Le bien-être et les conditions de travail diffèrent nettement entre les frontaliers et les travailleurs résidant au Luxembourg. Dans son nouveau numéro “Betterwork” publié jeudi, la Chambre des salariés (CSL) revient en détails sur le rôle que jouent notamment les trajets domicile-travail et le télétravail.
Le temps de trajet demeure un facteur clé dans la satisfaction au travail et “les disparités entre résidents luxembourgeois et frontaliers restent marquées”, annonce d’emblée la CSL. Les chiffres parlent d’eux-mêmes: 62% des salariés résidant au Luxembourg mettent moins de 30 minutes pour se rendre au travail.

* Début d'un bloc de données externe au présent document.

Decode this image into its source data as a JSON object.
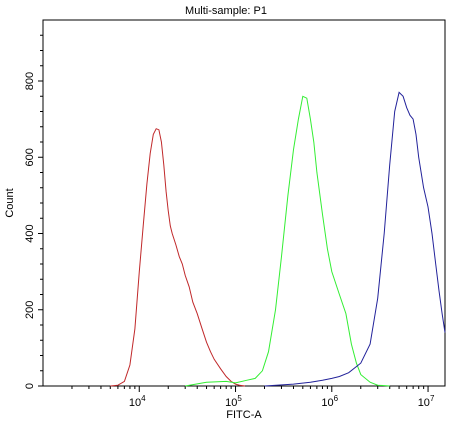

Un temps de trajet qui fait rêver de nombreux collègues qui franchissent matin et soir une frontière pour se rendre sur leur lieu de travail car la majorité des frontaliers connaissent des trajets nettement plus longs. Et c’est particulièrement vrai pour les frontaliers français: “66% déclarent un temps de trajet supérieur à 46 minutes, suivis des Belges (53%) et des Allemands (52%)”. Certains peuvent aisément mettre le double de temps.
Ce temps de trajet “à rallonge” a inévitablement un effet sur le niveau de satisfaction des salariés. Tandis que 60% des résidents luxembourgeois se disent satisfaits ou très satisfaits (16% sont quand même insatisfaits), les frontaliers sont plus nombreux à être insatisfaits: 48% des Français sont mécontents du temps passé sur la route. C’est aussi le cas pour 39% de leurs collègues belges et 31% des Allemands.
Le temps passé sur la route impacte évidemment plusieurs dimensions du bien-être au travail. On peut très simplement retenir que “plus le trajet est long, plus les indicateurs de bien-être se détériorent”, excepté pour le “bien-être psychologique général (WHO-5), pour lequel aucune différence significative n’est observée”, écrit la CSL.

La satisfaction au travail baisse en fonction du temps passé dans la voiture pour se rendre au boulot: elle passe de 66,6 pour les salariés ayant un trajet de moins de 15 minutes à 57,7 pour ceux dont le trajet excède 90 minutes.
Les conflits entre vie professionnelle et vie privée augmentent de la même manière. Ils culminent à 39,9 pour les trajets de 46 à 60 minutes, contre une moyenne générale de 36,8.
Le burnout et les problèmes de santé physique “s’intensifient également avec la longueur du trajet”, assure la Chambre des salariés. Le score moyen de burnout passe de 31,4 (0-15 minutes) à 36,2 (91+ minutes), tandis que les problèmes de santé atteignent un maximum de 36,7 pour les trajets les plus longs.
La motivation au travail diminue progressivement jusqu’à la catégorie des trajets de 46-60 minutes (50,7), mais reste ensuite relativement stable pour les trajets les plus longs (52,4 pour 61-90 minutes et 52,2 pour 91+ minutes).
Le télétravail apparaît comme un “levier de régulation des contraintes liées aux déplacements domicile-travail”, note la CSL. Après un fort essor pendant la pandémie, “sa pratique s’est stabilisée à un niveau global de 32% en 2024 (au moins plusieurs fois par mois)”.
Mais les inégalités persistent : si environ 40% des résidents luxembourgeois y recourent régulièrement, ce n’est plus le cas des frontaliers.

Les frontaliers ont vu leur taux de télétravail reculer depuis la fin des mesures fiscales et sociales dérogatoires. En 2024, “seuls 24% des frontaliers français, 22% des Belges et 19% des Allemands” avaient encore recours au télétravail.
La baisse est encore plus marquée pour le “télétravail fréquent”, c’est-à-dire pratiqué plusieurs jours par semaine. Alors que 26% des salariés résidents au Luxembourg y ont encore accès en 2024 (contre 31% en 2021), “cette fréquence est devenue marginale chez les frontaliers : 4% seulement chez les Français, les Allemands et les Belges, contre environ 23 à 28% en 2021”, remarque la CSL.
Le télétravail reste évidemment lié au secteur et au type de profession. Il reste une pratique privilégiée chez les cadres et professions intellectuelles, mais il est quasi inexistant dans des domaines comme la construction, les services de proximité, la restauration ou la santé par exemple.